Very low CO2 concentrations that accumulate quickly from human respiration can have dramatic health effects, and thus in NASA’s history many technical removal strategies for CO2 from a confined atmosphere have been suggested and explored. A CO2 removal system that functions in a is a new area of research, as the primary CO2 removal component in the state-of-the-art system doesn’t have the adsorption performance behavior necessary to function in a Martian atmosphere. We propose to use an alternative adsorbent with unique and highly applicable CO2 adsorption properties - a diamine-appended metal-organic framework (MOF) - as a drop-in replacement for Zeolite 5A, the CO2 adsorbent onboard the ISS. Importantly, the mechanism for CO2 adsorption is disparate from the water adsorption mechanism, allowing the material to be the foundation of newly efficient CO2 removal processes.
Carbon dioxide (CO2) removal for breathing life support will always be a necessary component to human NASA missions. This proposal validates a new class of materials with remarkable CO2 removal properties at the low partial pressures relevant to human toxicity. Additionally, these materials are uniquely suited to perform in a Mars atmosphere. The chemistry of CO2 removal is more challenging on Mars than in a space vacuum, making the results applicable to any future Mars or non-Mars mission.

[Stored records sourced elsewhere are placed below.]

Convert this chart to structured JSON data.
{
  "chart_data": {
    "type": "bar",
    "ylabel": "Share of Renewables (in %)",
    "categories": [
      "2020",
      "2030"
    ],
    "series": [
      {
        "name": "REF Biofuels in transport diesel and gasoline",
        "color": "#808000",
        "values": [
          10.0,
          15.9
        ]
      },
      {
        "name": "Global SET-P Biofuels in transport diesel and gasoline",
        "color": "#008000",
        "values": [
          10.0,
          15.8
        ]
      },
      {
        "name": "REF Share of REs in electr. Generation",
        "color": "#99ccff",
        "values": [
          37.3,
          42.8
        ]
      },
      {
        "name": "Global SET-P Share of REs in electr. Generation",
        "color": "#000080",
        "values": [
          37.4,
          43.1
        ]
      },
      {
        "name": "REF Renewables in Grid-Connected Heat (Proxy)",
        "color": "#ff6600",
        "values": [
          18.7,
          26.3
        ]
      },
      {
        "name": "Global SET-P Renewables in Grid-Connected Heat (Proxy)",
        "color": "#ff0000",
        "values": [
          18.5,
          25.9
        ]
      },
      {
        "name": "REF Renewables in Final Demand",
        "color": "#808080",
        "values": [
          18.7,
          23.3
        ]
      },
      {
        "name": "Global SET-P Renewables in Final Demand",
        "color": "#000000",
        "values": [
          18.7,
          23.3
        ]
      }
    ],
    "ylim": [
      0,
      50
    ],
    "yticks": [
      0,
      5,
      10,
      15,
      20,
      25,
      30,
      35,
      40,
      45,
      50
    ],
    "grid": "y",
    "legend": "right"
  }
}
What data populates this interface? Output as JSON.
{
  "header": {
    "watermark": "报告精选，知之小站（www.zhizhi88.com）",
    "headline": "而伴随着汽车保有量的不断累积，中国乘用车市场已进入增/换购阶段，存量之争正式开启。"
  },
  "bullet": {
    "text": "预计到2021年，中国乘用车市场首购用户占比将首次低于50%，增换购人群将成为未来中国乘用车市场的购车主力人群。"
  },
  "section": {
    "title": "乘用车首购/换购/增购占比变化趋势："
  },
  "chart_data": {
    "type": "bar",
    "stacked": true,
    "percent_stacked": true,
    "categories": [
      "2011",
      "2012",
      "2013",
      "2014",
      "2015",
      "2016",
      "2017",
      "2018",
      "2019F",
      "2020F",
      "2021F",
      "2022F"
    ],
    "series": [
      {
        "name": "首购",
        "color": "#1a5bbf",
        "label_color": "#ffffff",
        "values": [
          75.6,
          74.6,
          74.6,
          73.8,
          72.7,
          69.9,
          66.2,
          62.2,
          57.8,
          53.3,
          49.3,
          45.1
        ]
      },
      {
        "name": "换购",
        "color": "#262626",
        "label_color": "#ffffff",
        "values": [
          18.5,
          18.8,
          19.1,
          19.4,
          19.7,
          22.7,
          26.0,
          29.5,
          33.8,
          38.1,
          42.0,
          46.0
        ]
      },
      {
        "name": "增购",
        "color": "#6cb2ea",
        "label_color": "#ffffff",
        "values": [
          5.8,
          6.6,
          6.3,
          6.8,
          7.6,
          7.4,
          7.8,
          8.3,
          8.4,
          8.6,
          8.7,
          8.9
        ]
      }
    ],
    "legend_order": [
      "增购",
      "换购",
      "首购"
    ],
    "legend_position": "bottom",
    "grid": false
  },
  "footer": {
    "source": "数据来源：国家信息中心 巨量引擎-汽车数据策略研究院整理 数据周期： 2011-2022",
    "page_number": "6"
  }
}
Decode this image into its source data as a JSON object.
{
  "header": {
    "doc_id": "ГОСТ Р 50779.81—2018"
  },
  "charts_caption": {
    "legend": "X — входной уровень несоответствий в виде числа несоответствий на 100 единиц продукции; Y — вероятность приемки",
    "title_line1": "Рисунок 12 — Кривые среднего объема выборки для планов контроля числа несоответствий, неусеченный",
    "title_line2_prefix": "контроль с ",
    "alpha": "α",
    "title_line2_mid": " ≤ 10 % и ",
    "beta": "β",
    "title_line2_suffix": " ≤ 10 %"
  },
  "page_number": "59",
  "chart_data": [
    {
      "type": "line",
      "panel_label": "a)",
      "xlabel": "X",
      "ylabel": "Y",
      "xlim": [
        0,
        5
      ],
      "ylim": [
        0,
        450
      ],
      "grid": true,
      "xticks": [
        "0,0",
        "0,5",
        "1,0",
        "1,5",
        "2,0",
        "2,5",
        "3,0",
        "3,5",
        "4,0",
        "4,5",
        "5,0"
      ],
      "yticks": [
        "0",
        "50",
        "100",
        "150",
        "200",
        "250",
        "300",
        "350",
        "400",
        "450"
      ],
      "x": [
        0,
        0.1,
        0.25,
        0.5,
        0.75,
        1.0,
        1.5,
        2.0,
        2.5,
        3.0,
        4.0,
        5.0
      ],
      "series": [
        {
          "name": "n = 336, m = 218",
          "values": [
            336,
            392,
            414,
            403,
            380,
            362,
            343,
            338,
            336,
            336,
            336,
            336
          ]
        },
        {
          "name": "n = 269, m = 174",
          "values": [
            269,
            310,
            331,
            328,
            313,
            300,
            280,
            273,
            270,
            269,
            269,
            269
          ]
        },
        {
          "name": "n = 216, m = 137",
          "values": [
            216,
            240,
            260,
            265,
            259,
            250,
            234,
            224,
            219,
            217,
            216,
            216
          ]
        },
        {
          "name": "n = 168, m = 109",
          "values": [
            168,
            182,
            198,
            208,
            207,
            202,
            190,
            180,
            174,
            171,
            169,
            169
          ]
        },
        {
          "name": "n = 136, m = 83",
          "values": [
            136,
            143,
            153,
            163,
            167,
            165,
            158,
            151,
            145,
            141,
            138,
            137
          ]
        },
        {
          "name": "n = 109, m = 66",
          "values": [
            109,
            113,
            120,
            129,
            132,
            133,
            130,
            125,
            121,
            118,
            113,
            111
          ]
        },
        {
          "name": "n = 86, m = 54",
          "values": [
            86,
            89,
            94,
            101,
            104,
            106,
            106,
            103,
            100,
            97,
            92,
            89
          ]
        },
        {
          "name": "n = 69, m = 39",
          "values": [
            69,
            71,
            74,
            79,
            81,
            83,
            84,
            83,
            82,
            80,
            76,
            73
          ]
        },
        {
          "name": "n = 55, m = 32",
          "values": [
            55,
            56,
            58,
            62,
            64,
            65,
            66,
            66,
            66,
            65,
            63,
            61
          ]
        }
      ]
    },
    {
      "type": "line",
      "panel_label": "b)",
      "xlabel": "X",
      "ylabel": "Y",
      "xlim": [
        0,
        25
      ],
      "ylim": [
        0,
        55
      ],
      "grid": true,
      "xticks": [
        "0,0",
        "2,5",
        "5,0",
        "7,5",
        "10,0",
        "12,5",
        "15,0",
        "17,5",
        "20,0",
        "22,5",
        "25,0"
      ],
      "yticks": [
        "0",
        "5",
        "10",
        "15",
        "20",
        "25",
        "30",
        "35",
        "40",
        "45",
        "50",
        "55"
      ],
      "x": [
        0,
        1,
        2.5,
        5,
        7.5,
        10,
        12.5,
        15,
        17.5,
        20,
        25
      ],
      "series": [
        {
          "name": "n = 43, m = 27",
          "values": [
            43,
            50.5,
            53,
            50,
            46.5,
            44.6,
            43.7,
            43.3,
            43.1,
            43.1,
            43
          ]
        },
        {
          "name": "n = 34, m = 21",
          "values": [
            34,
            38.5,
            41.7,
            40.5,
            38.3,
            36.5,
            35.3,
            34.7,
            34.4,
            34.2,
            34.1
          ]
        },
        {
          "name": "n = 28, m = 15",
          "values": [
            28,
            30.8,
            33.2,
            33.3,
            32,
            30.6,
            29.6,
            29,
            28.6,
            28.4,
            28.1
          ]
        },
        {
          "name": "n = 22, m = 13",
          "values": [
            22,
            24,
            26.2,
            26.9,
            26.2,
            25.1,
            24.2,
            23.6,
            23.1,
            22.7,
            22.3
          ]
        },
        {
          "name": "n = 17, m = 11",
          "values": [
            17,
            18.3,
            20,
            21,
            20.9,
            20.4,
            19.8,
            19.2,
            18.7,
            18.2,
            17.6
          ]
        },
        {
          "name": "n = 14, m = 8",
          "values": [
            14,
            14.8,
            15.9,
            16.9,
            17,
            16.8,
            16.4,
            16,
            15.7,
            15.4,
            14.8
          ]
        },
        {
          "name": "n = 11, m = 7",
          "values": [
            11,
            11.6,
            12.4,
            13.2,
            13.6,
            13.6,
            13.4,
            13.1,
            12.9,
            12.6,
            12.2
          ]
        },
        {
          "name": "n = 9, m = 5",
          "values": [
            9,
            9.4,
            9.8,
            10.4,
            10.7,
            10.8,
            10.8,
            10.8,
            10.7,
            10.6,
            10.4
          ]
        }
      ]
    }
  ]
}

Industrial chemistry is a bedrock of modern society. Making chemicals, such as making the ethylene in polyethylene (grocery) bags, has two required components: making the chemical and separating it from any other molecules from the process. While this separation step could seem like an afterthought, in fact it is responsible for at least 10% of global industrial energy use! MarsMOF and the class of materials it belongs to have the potential to improve the cost of the world’s largest separations.